Choosing the right keys

PRIMARY Key

This decision can single-handedly decide the fate of your database performance because as mentioned earlier, this is a clustered index and should be the smallest set of columns that identify a row uniquely. More formally, this is known as the smallest superkey.

As a thumb rule,

Smaller the primary key, smaller the number of pages.

One of the most common ways of structuring primary keys is via B-Trees and the structural logic of B-Trees is built upon comparisons. So fundamentally, faster the comparisons, faster the lookups. Hence, it is generally recommended to have integers as primary keys which have an added benefit of compact storage. This doesn’t necessarily make sense always and in places where it makes sense, overflow issues are bound to happen.

I should mention that it is preferable to have integer values as your keys as the comparisons would be blazing fast as compared to strings. But again, this need not be a hard constraint and in some cases UUIDs work much better. For instance, consider a database system which tracks a huge number of ephemeral tasks by ids. Integers would increment just too fast in such a flexible environment and cause integer overflow soon.
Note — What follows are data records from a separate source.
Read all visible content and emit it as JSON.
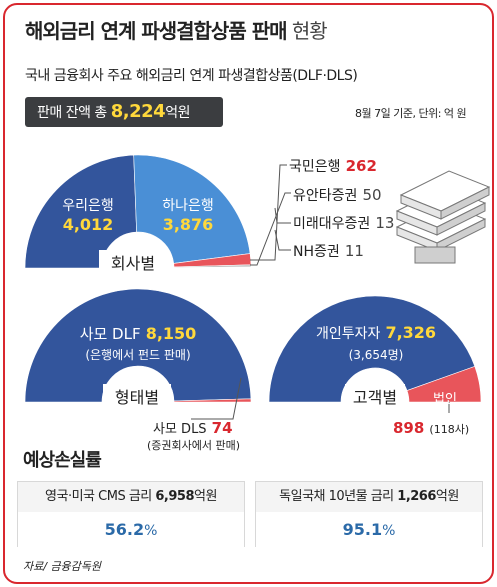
{
  "title": {
    "main": "해외금리 연계 파생결합상품 판매",
    "light": " 현황"
  },
  "subtitle": "국내 금융회사 주요 해외금리 연계 파생결합상품(DLF·DLS)",
  "total": {
    "prefix": "판매 잔액 총 ",
    "value": "8,224",
    "unit": "억원"
  },
  "date_note": "8월 7일 기준, 단위: 억 원",
  "colors": {
    "accent_blue": "#33559c",
    "mid_blue": "#4a8fd6",
    "red": "#e8555b",
    "yellow": "#ffd83b"
  },
  "chart_data": [
    {
      "type": "pie",
      "title": "회사별",
      "slices": [
        {
          "label": "우리은행",
          "value": 4012,
          "display": "4,012"
        },
        {
          "label": "하나은행",
          "value": 3876,
          "display": "3,876"
        },
        {
          "label": "국민은행",
          "value": 262,
          "display": "262"
        },
        {
          "label": "유안타증권",
          "value": 50,
          "display": "50"
        },
        {
          "label": "미래대우증권",
          "value": 13,
          "display": "13"
        },
        {
          "label": "NH증권",
          "value": 11,
          "display": "11"
        }
      ]
    },
    {
      "type": "pie",
      "title": "형태별",
      "slices": [
        {
          "label": "사모 DLF",
          "value": 8150,
          "display": "8,150",
          "note": "(은행에서 펀드 판매)"
        },
        {
          "label": "사모 DLS",
          "value": 74,
          "display": "74",
          "note": "(증권회사에서 판매)"
        }
      ]
    },
    {
      "type": "pie",
      "title": "고객별",
      "slices": [
        {
          "label": "개인투자자",
          "value": 7326,
          "display": "7,326",
          "note": "(3,654명)"
        },
        {
          "label": "법인",
          "value": 898,
          "display": "898",
          "note": "(118사)"
        }
      ]
    }
  ],
  "loss": {
    "title": "예상손실률",
    "cards": [
      {
        "label": "영국·미국 CMS 금리 ",
        "amount": "6,958",
        "unit": "억원",
        "rate": "56.2",
        "pct": "%"
      },
      {
        "label": "독일국채 10년물 금리 ",
        "amount": "1,266",
        "unit": "억원",
        "rate": "95.1",
        "pct": "%"
      }
    ]
  },
  "source": "자료/ 금융감독원"
}
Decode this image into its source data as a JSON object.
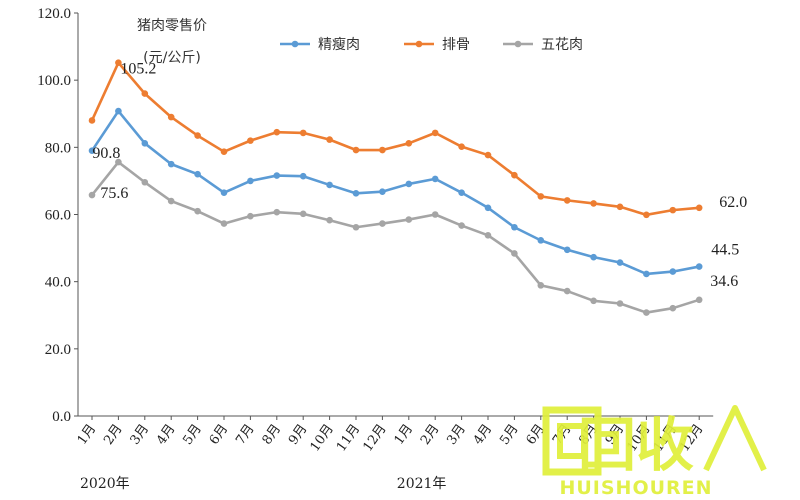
{
  "chart_data": {
    "type": "line",
    "title": "猪肉零售价",
    "subtitle": "(元/公斤)",
    "categories": [
      "1月",
      "2月",
      "3月",
      "4月",
      "5月",
      "6月",
      "7月",
      "8月",
      "9月",
      "10月",
      "11月",
      "12月",
      "1月",
      "2月",
      "3月",
      "4月",
      "5月",
      "6月",
      "7月",
      "8月",
      "9月",
      "10月",
      "11月",
      "12月"
    ],
    "year_labels": [
      {
        "text": "2020年",
        "start_index": 0
      },
      {
        "text": "2021年",
        "start_index": 12
      }
    ],
    "series": [
      {
        "name": "精瘦肉",
        "color": "#5b9bd5",
        "values": [
          79.0,
          90.8,
          81.2,
          75.0,
          72.0,
          66.5,
          70.0,
          71.6,
          71.4,
          68.8,
          66.3,
          66.8,
          69.1,
          70.6,
          66.5,
          62.0,
          56.2,
          52.3,
          49.5,
          47.3,
          45.7,
          42.3,
          43.0,
          44.5
        ]
      },
      {
        "name": "排骨",
        "color": "#ed7d31",
        "values": [
          88.0,
          105.2,
          96.0,
          89.0,
          83.5,
          78.7,
          82.0,
          84.5,
          84.3,
          82.3,
          79.2,
          79.2,
          81.2,
          84.3,
          80.2,
          77.7,
          71.7,
          65.4,
          64.2,
          63.3,
          62.3,
          59.9,
          61.3,
          62.0
        ]
      },
      {
        "name": "五花肉",
        "color": "#a5a5a5",
        "values": [
          65.8,
          75.6,
          69.6,
          64.0,
          61.0,
          57.3,
          59.5,
          60.7,
          60.2,
          58.3,
          56.2,
          57.3,
          58.5,
          60.0,
          56.7,
          53.8,
          48.4,
          38.9,
          37.2,
          34.3,
          33.5,
          30.8,
          32.1,
          34.6
        ]
      }
    ],
    "yticks": [
      "0.0",
      "20.0",
      "40.0",
      "60.0",
      "80.0",
      "100.0",
      "120.0"
    ],
    "ylim": [
      0,
      120
    ],
    "grid": false,
    "legend_position": "top",
    "annotations": [
      {
        "text": "105.2",
        "series": 1,
        "index": 1
      },
      {
        "text": "90.8",
        "series": 0,
        "index": 1
      },
      {
        "text": "75.6",
        "series": 2,
        "index": 1
      },
      {
        "text": "62.0",
        "series": 1,
        "index": 23
      },
      {
        "text": "44.5",
        "series": 0,
        "index": 23
      },
      {
        "text": "34.6",
        "series": 2,
        "index": 23
      }
    ]
  },
  "watermark": {
    "main_text": "回收",
    "sub_text": "HUISHOUREN",
    "color": "#e0ef3a"
  }
}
Now is the right time to think about whether you want a natural key or a surrogate key. One doesn’t necessarily win over the other and must be analyzed on a case by case basis. By definition, a natural key is the key which comes by nature of data and will NEVER EVER change (which would imply a full rewrite of the complete database on the physical disk and not a pretty sight for the uptime). Surrogate keys on the other hand are generally artificially generated and the mean pretty much what you think. As a thumb rule,

In the event of a slightest doubt in natural keys not being practically “primary”, surrogate keys should always be made.

In one instance, imagine a Driving License number. It looks like a natural key because it will be unique for each person. But is it really worthy to make it primary? Most likely no. Driving License numbers for a person might change after the previous has expired. Not so unique anymore.

The best answer lies in answering this question,

Will this table serve data or answers to questions?

Once the answer to the above question is procured, the puzzle is solved for the most part.

UNIQUE Keys

By default, Unique keys are non-clustered which means only references to the original disk locations are stored. As you might have already guessed, the lesser the non-clustered unique keys, the better.

FOREIGN Keys

Foreign keys are not partition tolerant. As a thumb rule,

In case of a network partition, each logical unit should self-suffice to conform to integrity constraints.

More simply put, data across shards should be organized in such a way that all foreign key checks never need to cross over machines (because they simply can’t).


Data is a already a hard thing to deal with. Databases are even harder considering the fact that there’s no panacea. Defining the purpose of data helps making the decision of choosing the right keys saner.